Un tempo era il Milan da bere... per festeggiare

Un tempo era il Milan da bere… per festeggiare

DOVE SONO FINITE LE BOLLICINE? – Un tempo era il Milan di Sacchi, dei fenomeni olandesi e del bel giuoco alla conquista del mondo. Il Milan che lasciò alle spalle gli anni Ottanta si tuffò nel nuovo decennio con i titoli di una squadra vincente, guidata da un leader solo al comando. L’universo parallelo dell’edonismo, del culto del bello e della ricerca esibita del lusso, trovava sul campo delle conferme convincenti. Il Milan era la massima espressione del berlusconismo: si “beveva” per festeggiare, rimarcare uno status e costruire un mondo nuovo. Gli yuppies di via Montenapoleone votavano i socialisti e tifavano il Milan. Craxi era un riferimento politico, Berlusconi un modello esistenziale. Milano era bella. Finta, ma bella. Oggi Milan e Milano continuano a “bere”: lo fanno a Dubai, ma per dimenticare. Il castello di carte è crollato ed il re è rimasto nudo, circondato dagli anziani di Cesano Boscone.

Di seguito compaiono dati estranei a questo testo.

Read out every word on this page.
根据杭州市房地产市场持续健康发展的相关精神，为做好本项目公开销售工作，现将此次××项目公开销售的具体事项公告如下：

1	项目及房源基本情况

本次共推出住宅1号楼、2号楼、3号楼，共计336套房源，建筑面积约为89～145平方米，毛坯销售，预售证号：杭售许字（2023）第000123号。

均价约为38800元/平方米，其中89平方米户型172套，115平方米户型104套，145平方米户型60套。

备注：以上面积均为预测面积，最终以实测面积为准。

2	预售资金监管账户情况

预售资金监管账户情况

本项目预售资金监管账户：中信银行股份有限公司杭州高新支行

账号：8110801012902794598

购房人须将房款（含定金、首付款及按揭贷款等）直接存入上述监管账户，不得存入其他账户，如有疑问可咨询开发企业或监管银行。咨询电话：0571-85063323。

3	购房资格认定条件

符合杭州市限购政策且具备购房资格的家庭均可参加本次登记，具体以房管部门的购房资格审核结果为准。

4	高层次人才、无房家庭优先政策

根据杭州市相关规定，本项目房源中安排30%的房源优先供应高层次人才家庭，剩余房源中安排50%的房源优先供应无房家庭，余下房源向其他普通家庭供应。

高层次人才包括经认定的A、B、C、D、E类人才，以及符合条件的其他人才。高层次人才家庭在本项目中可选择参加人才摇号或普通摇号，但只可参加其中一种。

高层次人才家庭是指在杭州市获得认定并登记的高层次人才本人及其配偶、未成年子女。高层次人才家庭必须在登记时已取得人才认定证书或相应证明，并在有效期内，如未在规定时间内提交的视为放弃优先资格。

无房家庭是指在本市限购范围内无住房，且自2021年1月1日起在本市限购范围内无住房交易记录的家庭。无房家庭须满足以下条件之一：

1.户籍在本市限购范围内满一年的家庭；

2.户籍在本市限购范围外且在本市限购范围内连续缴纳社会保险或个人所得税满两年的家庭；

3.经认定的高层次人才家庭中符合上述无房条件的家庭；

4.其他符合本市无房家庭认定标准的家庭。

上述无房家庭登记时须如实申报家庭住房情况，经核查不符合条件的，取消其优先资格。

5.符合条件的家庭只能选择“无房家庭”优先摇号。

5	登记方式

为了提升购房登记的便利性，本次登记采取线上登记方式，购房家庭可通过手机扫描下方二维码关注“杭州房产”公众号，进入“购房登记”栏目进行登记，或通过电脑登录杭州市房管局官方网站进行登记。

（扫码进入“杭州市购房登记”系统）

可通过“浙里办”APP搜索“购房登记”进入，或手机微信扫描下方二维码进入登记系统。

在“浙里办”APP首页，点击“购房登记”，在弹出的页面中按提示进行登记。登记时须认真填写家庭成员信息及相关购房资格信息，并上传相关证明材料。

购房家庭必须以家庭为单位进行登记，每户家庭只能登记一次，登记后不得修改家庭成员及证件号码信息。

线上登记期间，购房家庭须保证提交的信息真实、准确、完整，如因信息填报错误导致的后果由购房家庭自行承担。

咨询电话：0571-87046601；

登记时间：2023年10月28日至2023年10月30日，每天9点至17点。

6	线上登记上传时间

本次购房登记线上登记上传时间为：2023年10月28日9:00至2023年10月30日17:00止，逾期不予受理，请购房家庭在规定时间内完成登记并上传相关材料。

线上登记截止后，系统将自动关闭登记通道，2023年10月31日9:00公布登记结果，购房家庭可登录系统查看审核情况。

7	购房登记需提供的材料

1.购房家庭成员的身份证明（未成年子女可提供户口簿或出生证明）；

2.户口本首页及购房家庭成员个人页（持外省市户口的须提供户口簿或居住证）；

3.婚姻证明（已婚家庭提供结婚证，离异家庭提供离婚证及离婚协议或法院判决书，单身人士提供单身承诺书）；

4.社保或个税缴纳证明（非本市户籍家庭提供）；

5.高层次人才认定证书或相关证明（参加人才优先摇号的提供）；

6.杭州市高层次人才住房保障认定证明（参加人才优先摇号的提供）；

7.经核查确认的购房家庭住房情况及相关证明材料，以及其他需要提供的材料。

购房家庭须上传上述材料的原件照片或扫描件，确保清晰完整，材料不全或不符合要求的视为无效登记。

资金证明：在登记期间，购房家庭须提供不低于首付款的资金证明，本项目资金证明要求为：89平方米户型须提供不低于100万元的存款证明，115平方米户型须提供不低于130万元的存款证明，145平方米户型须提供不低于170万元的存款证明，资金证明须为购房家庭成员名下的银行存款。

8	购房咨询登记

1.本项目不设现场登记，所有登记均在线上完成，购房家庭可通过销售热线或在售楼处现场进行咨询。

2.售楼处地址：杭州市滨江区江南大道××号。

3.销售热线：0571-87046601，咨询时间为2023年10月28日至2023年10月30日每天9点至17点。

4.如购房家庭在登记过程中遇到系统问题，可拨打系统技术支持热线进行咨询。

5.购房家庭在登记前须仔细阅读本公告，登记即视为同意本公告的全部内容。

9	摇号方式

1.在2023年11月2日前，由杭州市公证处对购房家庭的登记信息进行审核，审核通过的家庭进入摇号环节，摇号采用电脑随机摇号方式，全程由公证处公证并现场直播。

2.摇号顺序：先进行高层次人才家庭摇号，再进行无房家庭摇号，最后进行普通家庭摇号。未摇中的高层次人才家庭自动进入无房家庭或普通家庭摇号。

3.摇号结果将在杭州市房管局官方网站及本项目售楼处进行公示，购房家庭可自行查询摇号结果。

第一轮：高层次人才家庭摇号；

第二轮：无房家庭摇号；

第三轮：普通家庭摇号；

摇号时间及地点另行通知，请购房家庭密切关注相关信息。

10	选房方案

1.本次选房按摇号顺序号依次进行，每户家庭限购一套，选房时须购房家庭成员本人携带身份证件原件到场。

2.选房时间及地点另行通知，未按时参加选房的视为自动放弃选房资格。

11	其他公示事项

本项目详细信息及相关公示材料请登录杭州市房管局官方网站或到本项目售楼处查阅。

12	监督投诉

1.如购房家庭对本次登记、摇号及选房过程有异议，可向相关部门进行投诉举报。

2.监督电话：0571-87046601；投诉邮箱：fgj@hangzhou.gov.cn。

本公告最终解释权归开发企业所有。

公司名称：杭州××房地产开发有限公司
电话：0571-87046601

BONAVENTURA, IL FITTIANO – Se il quadro diventa decadente ed il Milan pensa più all’immagine che alla sostanza, il capo non è più incontestabile e si dimostra vulnerabile. La stoccata di Bonaventura (“Troppi infortuni: a Dubai abbiamo fatto marketing…”) è l’emblema di una società che non riesce più a nascondere la polvere sotto il tappeto. Berlusconi, in equilibrio precario tra fittiani, verdiniani e novelli renziani, ha un’altra grana da risolvere. Giacomo Bonaventura si candida a leader del nuovo Milan. Un leader critico. Un vero capitano, che alle bollicine dello champagne preferisce un bicchiere d’acqua minerale. Il 1992 dei rossoneri è appena iniziato.